Janina Gressel (born Janina Garścia; March 12, 1920 – March 1, 2004) was a Polish composer, pianist, and teacher.

== Career ==
In 1945, she graduated from the Władysław Żeleński State Secondary School of Music, in the class of piano professor Olga Stolfowa. She then studied at the State Higher School of Music in Kraków (composition with Stanisław Wiechowicz and conducting with Artur Malawski). From 1946 she worked as a piano teacher in Kraków schools, first at the Władysław Żeleński State Secondary School of Music (1946-1950), and later for many years at the S. Wiechowicza State Primary School of Music (1951–1995).

== Compositions ==
She composed roughly 700 pieces for children and teenagers, mainly for piano, as well as for cello, oboe, recorder, and percussion. She also composed works for four cellos, two pianos, and a folk band. Her works include musical illustrations, polyrhythmic pieces, pieces for piano and percussion for one performer, and pieces for piano with electronic music.

== Selected works ==
- The Easiest Pieces for Children (1946)
- Puzzle (1958)
- Little Suite for two pianos (1961)
- Zrytmizowany świat for piano and children's percussion instruments for one performer (1974)
- Cello Impressions (1981)
- Fairy Tales Written with Sound (1994)
- 6 Expressive Miniatures (1997)

== Arrangements ==
Some of her pieces have been arranged for accordion and harmonica. Many of her compositions have been included in method books in Austria, Japan, the Czech Republic, East Germany and the former Soviet Union. Her pieces are included in the Royal Conservatory of Music Piano Syllabus.

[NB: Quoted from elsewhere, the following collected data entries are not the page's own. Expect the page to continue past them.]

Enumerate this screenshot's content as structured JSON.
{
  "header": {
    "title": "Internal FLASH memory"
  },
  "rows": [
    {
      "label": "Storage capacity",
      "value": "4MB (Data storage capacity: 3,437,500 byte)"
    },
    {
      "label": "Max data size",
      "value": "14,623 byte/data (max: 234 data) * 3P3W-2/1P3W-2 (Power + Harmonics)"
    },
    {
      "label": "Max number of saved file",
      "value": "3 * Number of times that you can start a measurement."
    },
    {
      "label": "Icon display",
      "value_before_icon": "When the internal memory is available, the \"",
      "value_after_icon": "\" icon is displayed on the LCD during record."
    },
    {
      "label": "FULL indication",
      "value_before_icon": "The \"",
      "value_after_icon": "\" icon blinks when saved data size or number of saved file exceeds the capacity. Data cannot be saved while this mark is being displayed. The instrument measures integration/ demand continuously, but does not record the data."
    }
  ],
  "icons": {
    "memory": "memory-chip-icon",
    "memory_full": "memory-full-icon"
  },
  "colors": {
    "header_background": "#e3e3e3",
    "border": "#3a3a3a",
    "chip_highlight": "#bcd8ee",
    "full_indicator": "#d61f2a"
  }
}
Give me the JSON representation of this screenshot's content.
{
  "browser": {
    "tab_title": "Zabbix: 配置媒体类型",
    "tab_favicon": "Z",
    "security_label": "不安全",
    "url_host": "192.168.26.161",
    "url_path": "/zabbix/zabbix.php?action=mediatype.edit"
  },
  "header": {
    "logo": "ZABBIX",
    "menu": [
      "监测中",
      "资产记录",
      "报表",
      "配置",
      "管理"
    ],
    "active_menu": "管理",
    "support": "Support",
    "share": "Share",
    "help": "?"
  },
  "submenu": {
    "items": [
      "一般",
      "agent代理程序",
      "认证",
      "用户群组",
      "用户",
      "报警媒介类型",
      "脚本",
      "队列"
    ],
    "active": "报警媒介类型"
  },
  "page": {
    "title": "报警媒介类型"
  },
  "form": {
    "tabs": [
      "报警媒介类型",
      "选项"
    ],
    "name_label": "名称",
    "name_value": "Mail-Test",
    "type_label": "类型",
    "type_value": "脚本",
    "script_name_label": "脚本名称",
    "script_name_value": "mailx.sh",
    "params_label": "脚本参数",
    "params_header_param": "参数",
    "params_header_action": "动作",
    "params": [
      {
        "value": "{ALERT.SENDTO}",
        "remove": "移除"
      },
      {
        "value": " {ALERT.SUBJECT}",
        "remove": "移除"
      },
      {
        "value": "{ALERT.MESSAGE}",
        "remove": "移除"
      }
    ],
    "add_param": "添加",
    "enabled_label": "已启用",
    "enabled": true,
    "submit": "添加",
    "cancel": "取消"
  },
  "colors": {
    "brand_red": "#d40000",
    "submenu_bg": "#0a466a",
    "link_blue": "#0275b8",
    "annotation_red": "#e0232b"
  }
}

== Awards and decorations ==
She was the winner of the first degree departmental award (1973) and the award of the Prime Minister (1975). She was decorated with the Knight's Cross of the Order of Polonia Restituta (1983), the Medal of the Commission of National Education (1979), the Golden Badge of the City of Kraków (1972), and the Order of the Smile (2002).

== Commemoration ==
In Lubliniec, Chrzanów, Jelenia Góra, and Tczew, she is the patron of music schools.

Since 1993, the Janina Garścia International Contest has taken place in Stalowa Wola. She is also the patron of the Festival of Polish Contemporary Music for Pianists in Lubliniec.

== Bibliography ==
- Elżbieta Dziębowska (1987). "Encyklopedia muzyczna PWM"
- Andrzej Chodkowski (1995). "Encyklopedia muzyki"
- Kto jest kim w Polsce. Informator biograficzny, edition 3, Warsaw 1993.